Ride-mooching parents seem to fall into two categories:
1. “My kid is independent” parents. With these ride-mooching parents, it’s intentional. These parents congratulate themselves that they have taught their kids to be independent and self-sufficient by getting themselves to and from wherever they need to go. You hear them bragging about how they don’t even have to ask Brendan and Tommy how they are getting home from practice, because they find their own rides. Um, no. You haven’t made your child self-sufficient. You have merely shifted your driving responsibilities to some other adult. That’s not instilling independence, it’s mooching. You end up giving three extra kids a ride home from practice because their parents think they’re teaching them a life skill? I don’t think it’s supposed to work that way.
2. Poor planners. These parents just don’t seem to think about how they’re getting their kids where they need to be until the last minute, and their poor planning somehow becomes your problem.
When my oldest son was a junior in high school, we had a family in our neighborhood whose son was going to be a freshman at the same high school which was about a half an hour away. This neighbor had known for six months that she needed to arrange his transportation. Literally the day before school started, she called me to ask how my son got to school. “He drives himself, he just got his license,” I replied stupidly. “Could he take my Alex?” she asked sweetly.
Awwwwwkward. I hate to say no, and generally I try to be a good friend/neighbor. But it would’ve been a big responsibility for my inexperienced new driver, who could barely get himself up and out the door on any given school day as it was. I wasn’t even sure under state law if he could have a passenger. I called my sister, a carpooling veteran, for advice—and she gave me a much-needed spine transplant. “Say. No.” she responded. “Her poor planning is not your emergency.” This became my mantra. Try saying it yourself—it’s incredibly liberating.

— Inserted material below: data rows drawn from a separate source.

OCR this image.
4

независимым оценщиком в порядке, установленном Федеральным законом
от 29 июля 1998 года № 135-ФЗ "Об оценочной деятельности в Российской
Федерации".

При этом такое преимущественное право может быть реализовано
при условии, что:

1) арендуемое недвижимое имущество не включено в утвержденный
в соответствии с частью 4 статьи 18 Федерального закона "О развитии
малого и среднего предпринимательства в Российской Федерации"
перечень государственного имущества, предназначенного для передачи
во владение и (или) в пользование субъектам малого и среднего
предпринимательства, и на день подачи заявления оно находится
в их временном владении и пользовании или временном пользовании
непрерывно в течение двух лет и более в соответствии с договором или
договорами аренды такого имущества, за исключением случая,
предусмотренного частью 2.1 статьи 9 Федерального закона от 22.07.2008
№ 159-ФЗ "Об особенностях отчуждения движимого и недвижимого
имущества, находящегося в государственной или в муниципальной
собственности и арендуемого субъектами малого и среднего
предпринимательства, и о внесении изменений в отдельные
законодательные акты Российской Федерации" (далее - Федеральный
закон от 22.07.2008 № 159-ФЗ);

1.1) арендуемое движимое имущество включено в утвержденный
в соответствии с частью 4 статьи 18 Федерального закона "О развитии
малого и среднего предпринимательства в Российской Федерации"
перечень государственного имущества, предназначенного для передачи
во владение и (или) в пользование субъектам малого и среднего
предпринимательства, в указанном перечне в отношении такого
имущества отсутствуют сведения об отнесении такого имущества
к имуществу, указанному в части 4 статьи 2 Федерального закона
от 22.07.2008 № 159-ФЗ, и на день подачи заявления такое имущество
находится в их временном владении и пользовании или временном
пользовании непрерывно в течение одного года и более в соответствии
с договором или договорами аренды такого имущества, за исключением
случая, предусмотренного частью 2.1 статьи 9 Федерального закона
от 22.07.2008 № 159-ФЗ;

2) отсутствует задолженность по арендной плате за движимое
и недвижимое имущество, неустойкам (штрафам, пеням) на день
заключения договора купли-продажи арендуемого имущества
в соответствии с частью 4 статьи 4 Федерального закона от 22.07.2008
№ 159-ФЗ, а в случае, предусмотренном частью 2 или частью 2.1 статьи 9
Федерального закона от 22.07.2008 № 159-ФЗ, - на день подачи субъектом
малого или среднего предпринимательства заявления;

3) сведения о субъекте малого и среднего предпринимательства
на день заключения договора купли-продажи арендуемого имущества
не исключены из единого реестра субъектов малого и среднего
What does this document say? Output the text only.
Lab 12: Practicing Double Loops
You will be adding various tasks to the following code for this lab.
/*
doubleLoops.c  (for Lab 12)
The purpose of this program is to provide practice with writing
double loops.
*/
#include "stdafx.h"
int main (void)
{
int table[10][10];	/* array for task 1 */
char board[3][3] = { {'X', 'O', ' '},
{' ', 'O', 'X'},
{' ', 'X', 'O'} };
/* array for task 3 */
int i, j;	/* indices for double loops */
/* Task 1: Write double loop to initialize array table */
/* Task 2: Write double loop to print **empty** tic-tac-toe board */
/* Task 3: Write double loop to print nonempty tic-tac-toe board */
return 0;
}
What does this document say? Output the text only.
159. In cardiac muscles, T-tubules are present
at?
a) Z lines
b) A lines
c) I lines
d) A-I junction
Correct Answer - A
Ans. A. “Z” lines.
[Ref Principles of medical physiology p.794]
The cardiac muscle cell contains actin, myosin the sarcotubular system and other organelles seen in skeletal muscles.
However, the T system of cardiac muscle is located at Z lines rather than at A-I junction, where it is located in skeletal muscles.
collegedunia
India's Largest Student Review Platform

Personally, I found carpooling to be stressful and complicated. If something makes life harder instead of easier, it’s okay to say no. Until the Bureau of Motor Vehicles finally liberated me from all those hours behind the wheel, I just decided to embrace the suck and drive myself. And I never, ever refused a kid who asked for a ride because in the end, it was just the kind thing to do. Even if that kid had ride mooching parents.